9Pour comprendre ce mauvais jeu de mots il est bon de se rappeler qu'avant le dix-septième siècle «arête» s'employait souvent pour exprimer un temps d'arrêt.
10Qui a pu donner naissance à cette légende? je l'ignore. Est-elle populaire en Bretagne? je l'ignore également. Mais je l'ai entendu raconter à bord de la Belle-Poule, par un ancien matelot qu'on nommait communément «le Malouin.» J'étais très-jeune à cette époque et peut-être aussi ignorant de l'histoire de la France que de celle du Canada. Ce qui me frappa dans la légende fut donc simplement son caractère merveilleux. Lorsque, plus tard, l'étude de la découverte de l'Amérique me l'eut remise en mémoire, j'aurais beaucoup donné pour savoir où le «Malouin» l'avait apprise; mais le légendaire était mort et toutes mes recherches furent stériles.
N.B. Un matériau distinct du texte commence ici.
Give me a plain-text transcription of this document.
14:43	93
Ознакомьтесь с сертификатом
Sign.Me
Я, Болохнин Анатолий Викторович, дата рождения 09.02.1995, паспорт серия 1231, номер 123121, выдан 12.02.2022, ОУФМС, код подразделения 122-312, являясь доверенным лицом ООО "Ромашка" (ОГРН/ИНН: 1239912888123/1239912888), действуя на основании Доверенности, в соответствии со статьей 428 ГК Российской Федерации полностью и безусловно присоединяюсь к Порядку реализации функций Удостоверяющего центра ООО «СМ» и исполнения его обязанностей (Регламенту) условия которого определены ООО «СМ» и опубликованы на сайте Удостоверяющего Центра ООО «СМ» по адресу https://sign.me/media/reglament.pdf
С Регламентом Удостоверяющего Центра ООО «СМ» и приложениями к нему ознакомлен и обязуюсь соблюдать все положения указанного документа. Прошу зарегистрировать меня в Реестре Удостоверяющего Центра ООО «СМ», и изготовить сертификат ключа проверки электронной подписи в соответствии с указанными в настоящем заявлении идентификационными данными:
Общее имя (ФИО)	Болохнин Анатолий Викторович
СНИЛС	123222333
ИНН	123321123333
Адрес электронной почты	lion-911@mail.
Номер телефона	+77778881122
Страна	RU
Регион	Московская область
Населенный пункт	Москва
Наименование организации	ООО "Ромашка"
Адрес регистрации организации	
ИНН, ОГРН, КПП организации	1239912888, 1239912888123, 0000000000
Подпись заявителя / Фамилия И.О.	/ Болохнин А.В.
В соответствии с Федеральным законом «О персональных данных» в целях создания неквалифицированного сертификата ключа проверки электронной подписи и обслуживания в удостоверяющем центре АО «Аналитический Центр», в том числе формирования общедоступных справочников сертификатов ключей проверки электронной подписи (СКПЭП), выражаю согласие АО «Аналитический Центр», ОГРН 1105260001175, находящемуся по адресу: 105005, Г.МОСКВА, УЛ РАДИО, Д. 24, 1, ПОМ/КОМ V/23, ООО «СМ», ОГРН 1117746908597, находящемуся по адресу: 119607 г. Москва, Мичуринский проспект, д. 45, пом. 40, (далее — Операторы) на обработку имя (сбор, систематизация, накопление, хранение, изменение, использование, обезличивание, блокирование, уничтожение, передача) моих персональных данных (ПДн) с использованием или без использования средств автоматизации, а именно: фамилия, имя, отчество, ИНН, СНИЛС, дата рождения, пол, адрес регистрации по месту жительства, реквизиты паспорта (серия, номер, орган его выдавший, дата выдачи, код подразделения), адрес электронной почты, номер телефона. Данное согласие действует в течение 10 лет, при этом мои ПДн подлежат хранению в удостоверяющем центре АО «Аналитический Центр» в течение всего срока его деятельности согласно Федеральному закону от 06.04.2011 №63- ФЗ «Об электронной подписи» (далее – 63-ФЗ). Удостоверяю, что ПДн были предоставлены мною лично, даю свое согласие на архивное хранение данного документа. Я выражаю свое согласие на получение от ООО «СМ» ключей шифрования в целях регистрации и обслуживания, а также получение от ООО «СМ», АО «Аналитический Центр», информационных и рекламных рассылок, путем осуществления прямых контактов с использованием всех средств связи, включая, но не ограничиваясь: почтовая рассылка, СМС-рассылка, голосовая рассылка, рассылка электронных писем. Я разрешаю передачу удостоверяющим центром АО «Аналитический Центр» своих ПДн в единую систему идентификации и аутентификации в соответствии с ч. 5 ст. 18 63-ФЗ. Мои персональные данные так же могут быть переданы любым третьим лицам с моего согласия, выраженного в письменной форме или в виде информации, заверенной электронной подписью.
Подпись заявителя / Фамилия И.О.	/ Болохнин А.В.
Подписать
Il me semble néanmoins qu'elle dut d'abord avoir pour héros un autre pilote que Jacques Cartier; car celui-ci étant né le 31 décembre 1494, avait quarante ans lorsqu'il explora les côtés de l'Acadie, par conséquent ce n'était plus un jeune homme. La légende pourrait donc lui être postérieure, comme la découverte qui lui est attribuée, et s'appliquer à un autre personnage.